Brackendale is a small community in the Canadian province of British Columbia just north of Squamish town centre, but still within the District of Squamish. It is located near the confluence of the Squamish River and the Cheakamus River. It is intersected primarily by Government Road and Depot Road. The CN railway (formerly BC Rail) traverses it north–south. It includes the remarkable "Eagle Run" area, the wintering home of thousands of bald eagles.

==Climate==
The climate of Brackendale is dry in the summertime and mild and damp in the winter. The coastal maritime climate is moderated by nearby Howe Sound, but outflow winds from the British Columbia Interior via the Whistler Valley and the many large ice caps in the Pacific Ranges are so fierce that winds of this type are sometimes known as squamish winds.

==History==
Brackendale was named for Thomas Hirst Bracken, Brackendale's first postmaster, who also operated a general store and the Bracken Arms Hotel. When the hotel burned down, he returned to England and died there. Brackendale is served by two schools in the Sea to Sky School District (#48); Brackendale Elementary School and Don Ross Middle School. It is the location of the Squamish airport (CYSE), with a runway long enough to handle light planes and helicopters.

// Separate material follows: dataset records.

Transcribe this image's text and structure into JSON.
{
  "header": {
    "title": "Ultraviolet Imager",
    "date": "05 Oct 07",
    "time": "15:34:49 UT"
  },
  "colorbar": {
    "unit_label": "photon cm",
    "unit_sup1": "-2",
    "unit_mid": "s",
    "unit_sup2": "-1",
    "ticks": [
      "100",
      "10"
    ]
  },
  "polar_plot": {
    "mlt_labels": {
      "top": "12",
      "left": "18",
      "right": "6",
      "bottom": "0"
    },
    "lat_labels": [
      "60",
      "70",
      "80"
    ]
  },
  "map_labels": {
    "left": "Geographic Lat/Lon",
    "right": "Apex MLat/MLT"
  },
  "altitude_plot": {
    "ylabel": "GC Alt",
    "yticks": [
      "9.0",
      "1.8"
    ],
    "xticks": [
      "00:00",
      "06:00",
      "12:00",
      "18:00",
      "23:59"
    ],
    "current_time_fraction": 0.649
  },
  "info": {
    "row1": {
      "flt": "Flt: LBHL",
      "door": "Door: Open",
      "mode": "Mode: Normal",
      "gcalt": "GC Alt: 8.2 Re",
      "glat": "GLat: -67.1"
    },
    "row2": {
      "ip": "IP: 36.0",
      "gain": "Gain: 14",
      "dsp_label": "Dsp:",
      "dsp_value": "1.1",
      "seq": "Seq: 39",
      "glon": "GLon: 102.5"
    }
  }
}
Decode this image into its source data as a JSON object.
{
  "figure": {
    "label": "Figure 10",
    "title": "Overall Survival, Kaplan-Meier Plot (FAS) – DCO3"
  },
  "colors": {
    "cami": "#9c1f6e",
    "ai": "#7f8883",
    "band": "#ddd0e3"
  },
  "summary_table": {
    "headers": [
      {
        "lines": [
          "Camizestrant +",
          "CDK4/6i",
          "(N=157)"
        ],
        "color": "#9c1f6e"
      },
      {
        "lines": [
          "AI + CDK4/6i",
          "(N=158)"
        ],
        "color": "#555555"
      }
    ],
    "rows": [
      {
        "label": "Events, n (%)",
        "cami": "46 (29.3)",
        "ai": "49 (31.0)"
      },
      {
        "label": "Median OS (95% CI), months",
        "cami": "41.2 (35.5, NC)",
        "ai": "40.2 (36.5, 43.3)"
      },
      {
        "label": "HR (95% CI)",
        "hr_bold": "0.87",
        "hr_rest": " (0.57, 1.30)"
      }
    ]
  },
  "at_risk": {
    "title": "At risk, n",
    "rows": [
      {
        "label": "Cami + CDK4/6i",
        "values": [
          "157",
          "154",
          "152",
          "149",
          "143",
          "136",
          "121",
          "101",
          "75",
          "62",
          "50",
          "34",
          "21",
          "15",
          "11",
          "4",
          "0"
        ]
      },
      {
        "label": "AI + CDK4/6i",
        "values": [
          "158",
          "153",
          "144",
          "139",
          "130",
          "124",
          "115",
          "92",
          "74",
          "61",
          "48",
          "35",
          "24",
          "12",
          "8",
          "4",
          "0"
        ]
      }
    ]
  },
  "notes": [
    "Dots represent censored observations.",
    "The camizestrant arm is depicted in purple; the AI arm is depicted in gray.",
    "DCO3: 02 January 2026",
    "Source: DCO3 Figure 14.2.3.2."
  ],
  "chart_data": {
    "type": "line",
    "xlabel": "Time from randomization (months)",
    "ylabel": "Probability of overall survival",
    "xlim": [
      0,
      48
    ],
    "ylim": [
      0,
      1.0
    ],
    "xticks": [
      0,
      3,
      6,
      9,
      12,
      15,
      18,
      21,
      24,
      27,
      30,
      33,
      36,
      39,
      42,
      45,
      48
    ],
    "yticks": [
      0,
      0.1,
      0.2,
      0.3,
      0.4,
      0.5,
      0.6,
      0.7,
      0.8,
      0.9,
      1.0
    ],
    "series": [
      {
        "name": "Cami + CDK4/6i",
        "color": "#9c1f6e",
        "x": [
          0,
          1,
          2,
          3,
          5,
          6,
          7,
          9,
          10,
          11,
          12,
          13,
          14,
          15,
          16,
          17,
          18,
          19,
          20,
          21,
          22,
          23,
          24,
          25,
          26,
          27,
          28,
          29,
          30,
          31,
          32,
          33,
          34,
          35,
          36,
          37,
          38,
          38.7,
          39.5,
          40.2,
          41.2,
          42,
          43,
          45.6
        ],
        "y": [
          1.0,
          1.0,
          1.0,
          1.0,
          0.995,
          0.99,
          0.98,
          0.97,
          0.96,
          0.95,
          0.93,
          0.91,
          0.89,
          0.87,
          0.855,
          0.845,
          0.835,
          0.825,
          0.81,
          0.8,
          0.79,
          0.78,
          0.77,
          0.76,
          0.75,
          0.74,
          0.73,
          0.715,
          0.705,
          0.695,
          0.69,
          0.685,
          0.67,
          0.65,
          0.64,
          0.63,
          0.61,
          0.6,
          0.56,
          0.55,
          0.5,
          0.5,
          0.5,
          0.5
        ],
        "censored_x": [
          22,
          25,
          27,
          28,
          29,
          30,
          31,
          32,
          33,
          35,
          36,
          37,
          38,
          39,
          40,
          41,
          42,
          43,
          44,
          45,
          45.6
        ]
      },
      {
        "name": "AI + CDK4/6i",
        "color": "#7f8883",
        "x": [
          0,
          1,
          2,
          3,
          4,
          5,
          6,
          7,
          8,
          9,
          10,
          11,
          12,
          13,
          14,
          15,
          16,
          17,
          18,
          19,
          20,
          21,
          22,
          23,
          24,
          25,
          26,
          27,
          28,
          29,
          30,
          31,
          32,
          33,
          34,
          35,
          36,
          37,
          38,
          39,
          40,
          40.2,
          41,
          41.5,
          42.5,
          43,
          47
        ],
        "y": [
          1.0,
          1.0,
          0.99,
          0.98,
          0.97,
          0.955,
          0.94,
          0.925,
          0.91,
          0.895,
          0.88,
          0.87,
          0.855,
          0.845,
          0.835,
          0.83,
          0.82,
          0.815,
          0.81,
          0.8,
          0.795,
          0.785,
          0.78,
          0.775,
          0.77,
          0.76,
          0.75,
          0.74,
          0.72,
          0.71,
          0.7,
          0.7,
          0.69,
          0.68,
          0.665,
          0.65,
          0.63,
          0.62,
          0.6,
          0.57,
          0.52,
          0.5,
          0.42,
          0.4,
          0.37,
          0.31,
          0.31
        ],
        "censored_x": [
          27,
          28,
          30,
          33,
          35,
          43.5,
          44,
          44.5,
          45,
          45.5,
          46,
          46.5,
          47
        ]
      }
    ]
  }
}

The Brackendale Art Gallery (the BAG), opened by artists Thor and Dorte Froslev, is a major cultural institution in the region, featuring local artists and visiting exhibitions. The couple put the aging building up for sale in 2015, but as of 2018, no interested parties had stepped forward to purchase it. Some have argued that the building should be purchased by the district and made public. In 2023, the Brackendale Art Gallery was purchased by locals Adrian Blachut and Jessica Rigg and underwent updates before reopening in early 2024.